KIRBY - SEE MAGAZINE, Edmonton, Canada.

"Danny Mack has been making music in Vancouver since the '60s as a member of historic bands such as Hydro Electric Streetcar and the Cement City Cowboys. Lately he's been in the movie business and the title song here, the gritty 'WE ALL FALL DOWN', is actually the theme to a feature film of the same name. Mack is good at gritty. In his intense sandpaper voice he sings about ordinary people and their hard lives in songs such as 'Main Street' or the touching 'Trembling Angel'. No question, Danny Mack is one of the finest roots singer/songwriters in Canada. Rating * * * * out of five"


"...highly personal, entertaining and moving acoustic collection of 12 original tunes. The style ranges from Dylanesque folk and blues to sparse rock n’roll....He’s more than ALRIGHT NOW. Rating * * * * out of five."

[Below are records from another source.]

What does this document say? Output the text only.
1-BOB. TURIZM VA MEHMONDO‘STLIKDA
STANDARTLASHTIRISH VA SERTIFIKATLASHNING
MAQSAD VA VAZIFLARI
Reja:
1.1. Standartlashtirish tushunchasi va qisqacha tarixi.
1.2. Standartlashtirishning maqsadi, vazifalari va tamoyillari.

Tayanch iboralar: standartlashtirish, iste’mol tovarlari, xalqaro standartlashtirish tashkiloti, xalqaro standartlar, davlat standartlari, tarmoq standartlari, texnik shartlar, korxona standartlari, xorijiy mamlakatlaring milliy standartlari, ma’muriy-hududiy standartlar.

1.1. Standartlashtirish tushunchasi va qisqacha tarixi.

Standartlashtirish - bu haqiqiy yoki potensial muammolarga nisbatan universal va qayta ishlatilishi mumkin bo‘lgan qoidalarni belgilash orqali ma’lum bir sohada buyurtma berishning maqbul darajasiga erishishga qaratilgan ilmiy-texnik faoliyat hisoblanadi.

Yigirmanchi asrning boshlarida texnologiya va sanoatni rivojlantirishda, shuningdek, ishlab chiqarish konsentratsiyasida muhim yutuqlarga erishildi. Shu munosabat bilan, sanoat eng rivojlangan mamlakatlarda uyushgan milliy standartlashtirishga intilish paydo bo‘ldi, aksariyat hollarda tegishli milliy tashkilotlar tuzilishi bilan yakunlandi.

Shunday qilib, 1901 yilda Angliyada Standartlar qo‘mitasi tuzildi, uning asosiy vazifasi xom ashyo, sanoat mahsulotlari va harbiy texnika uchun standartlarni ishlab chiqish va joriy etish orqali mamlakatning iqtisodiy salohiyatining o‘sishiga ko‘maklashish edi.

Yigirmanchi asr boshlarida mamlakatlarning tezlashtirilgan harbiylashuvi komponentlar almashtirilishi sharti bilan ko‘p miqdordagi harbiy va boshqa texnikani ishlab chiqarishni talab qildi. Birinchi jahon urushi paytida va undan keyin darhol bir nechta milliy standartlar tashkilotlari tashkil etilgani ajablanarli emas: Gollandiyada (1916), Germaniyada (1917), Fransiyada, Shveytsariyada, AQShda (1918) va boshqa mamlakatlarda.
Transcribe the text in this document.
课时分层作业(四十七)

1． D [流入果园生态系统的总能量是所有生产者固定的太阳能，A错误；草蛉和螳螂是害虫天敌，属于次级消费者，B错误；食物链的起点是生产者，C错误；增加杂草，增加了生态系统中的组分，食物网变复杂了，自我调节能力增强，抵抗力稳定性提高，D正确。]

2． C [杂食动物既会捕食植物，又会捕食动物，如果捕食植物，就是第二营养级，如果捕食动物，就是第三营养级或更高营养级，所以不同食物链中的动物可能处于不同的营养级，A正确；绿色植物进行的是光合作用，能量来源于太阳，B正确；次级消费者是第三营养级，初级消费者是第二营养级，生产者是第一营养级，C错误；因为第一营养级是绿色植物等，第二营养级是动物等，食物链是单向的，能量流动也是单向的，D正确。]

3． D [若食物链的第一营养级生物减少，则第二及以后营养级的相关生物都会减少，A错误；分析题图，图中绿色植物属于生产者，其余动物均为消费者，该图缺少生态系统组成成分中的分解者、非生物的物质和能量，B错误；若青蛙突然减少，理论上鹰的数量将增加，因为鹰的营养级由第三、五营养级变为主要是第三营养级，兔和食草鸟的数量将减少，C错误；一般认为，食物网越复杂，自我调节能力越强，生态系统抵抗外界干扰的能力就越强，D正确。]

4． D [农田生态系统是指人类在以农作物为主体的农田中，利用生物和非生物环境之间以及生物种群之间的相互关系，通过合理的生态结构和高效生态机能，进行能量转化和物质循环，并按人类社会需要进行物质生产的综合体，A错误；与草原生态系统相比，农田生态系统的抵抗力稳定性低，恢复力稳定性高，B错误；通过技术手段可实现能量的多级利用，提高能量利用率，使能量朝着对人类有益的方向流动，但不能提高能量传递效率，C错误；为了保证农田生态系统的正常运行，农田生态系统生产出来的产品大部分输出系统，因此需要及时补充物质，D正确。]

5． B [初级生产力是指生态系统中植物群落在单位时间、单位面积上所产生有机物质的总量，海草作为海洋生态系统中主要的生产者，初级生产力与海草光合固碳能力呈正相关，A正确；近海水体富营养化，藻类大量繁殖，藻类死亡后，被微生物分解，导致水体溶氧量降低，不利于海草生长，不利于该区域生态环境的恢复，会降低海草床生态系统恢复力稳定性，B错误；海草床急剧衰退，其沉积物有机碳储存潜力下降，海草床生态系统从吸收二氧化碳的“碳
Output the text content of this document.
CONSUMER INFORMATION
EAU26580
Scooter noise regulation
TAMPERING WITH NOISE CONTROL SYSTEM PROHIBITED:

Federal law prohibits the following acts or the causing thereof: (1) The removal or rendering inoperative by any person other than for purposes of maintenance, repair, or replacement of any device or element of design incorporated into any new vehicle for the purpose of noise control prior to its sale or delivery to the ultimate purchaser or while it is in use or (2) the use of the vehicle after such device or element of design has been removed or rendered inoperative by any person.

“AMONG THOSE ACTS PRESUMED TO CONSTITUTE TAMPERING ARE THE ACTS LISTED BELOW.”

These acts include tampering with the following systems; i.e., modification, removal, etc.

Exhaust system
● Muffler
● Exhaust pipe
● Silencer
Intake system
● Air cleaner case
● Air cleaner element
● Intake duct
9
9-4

"If you never knew Vancouver singer-songwriter Danny Mack during his previous incarnations spanning four decades---from the acid rock of Hydro Electric Streetcar to the western swing of Cement City Cowboys---his latest musical offering shows it's still not too late to join the fanclub. Three of the 11 rootsy songs on 'WE ALL FALL DOWN' are also on the soundtrack of the film of the same name, director Martin Cummins' portrayal of the seamy culture of heroin addiction, filmed on location in the Downtown Eastside. Mack's gritty vocals are perfect for the job as he explores the frail, fallen lives just trying to endure one more day---and, perhaps, find the strength to get out and save themselves. As Mack wryly concludes, "It ain't dance music". Rating 4 stars."


"Far from the Juno Awards and the glare of Much-Music's lights, there are great singer-songwriters whose music is unknown except to their dedicated followers. Vancouver's Danny Mack is one such artist and his latest indie CD is easily his best to date. It's a gripping collection of tales and tunes about street life, drugs, friends and youthful dreams dashed on the rocks of experience yet somehow still alive...barely. With Mack's gravel voice, bare bones intensity and haunting melodies, 'WE ALL FALL DOWN' is a country-folk classic, the rootsy equivalent of fellow Vancouverite Art Bergmann's rock visions of scenes from the underground. The Junos may not know Mack's name but those who do, know that greatness isn't measured by's by life lived and conveyed so powerfully in songs, like those on 'WE ALL FALL DOWN'. Rating * * * * out of four."


"This album (I’M ALRIGHT NOW) chronicles the diverse and eclectic life of the man affectionately dubbed the Cosmic Cowboy. It’s a splendid singer/songwriter debut from a man whose career has spanned over three decades and shows no signs of slowing down...The ‘90s have seen the emergence of Mack as an actor and producer, and this summer he revealed himself in this stripped-down format of pure, organic music." KIRBY - SEE MAGAZINE. Edmonton, Canada.

"Having survived almost 40 years in show business, from the doo-wap of his first band, the Van-dels, to his current incarnation as a solo singer/songwriter, Danny Mack has packed more into his life than most of us could only dream of. And with the release of I’M ALRIGHT NOW, he shows that he’s not planning on quitting any time soon."


"I’M ALRIGHT NOW is classic ramblin’ troubadour material, just the man, his guitar and a pocketful of memories."

THE DRUM MEDIA - Sydney, Australia

CD OF THE WEEK "...he’s put in a lot of miles geographically and cerebrally as a psychedelic cowboy, which is what this album eloquently and authentically documents. This laid-back and intimate acoustic session finds Mack sharing pearls of wisdom, the friendliness of his music and his friendship with longtime accomplice Dan Tapanila."


"...It’s a stripped down, bare-boned production, rife with honest songs and shot through with humour and the confessions of one brave enough to live life wide awake." MICHAEL BECKER - NORTH SHORE NEWS, Vancouver, Canada.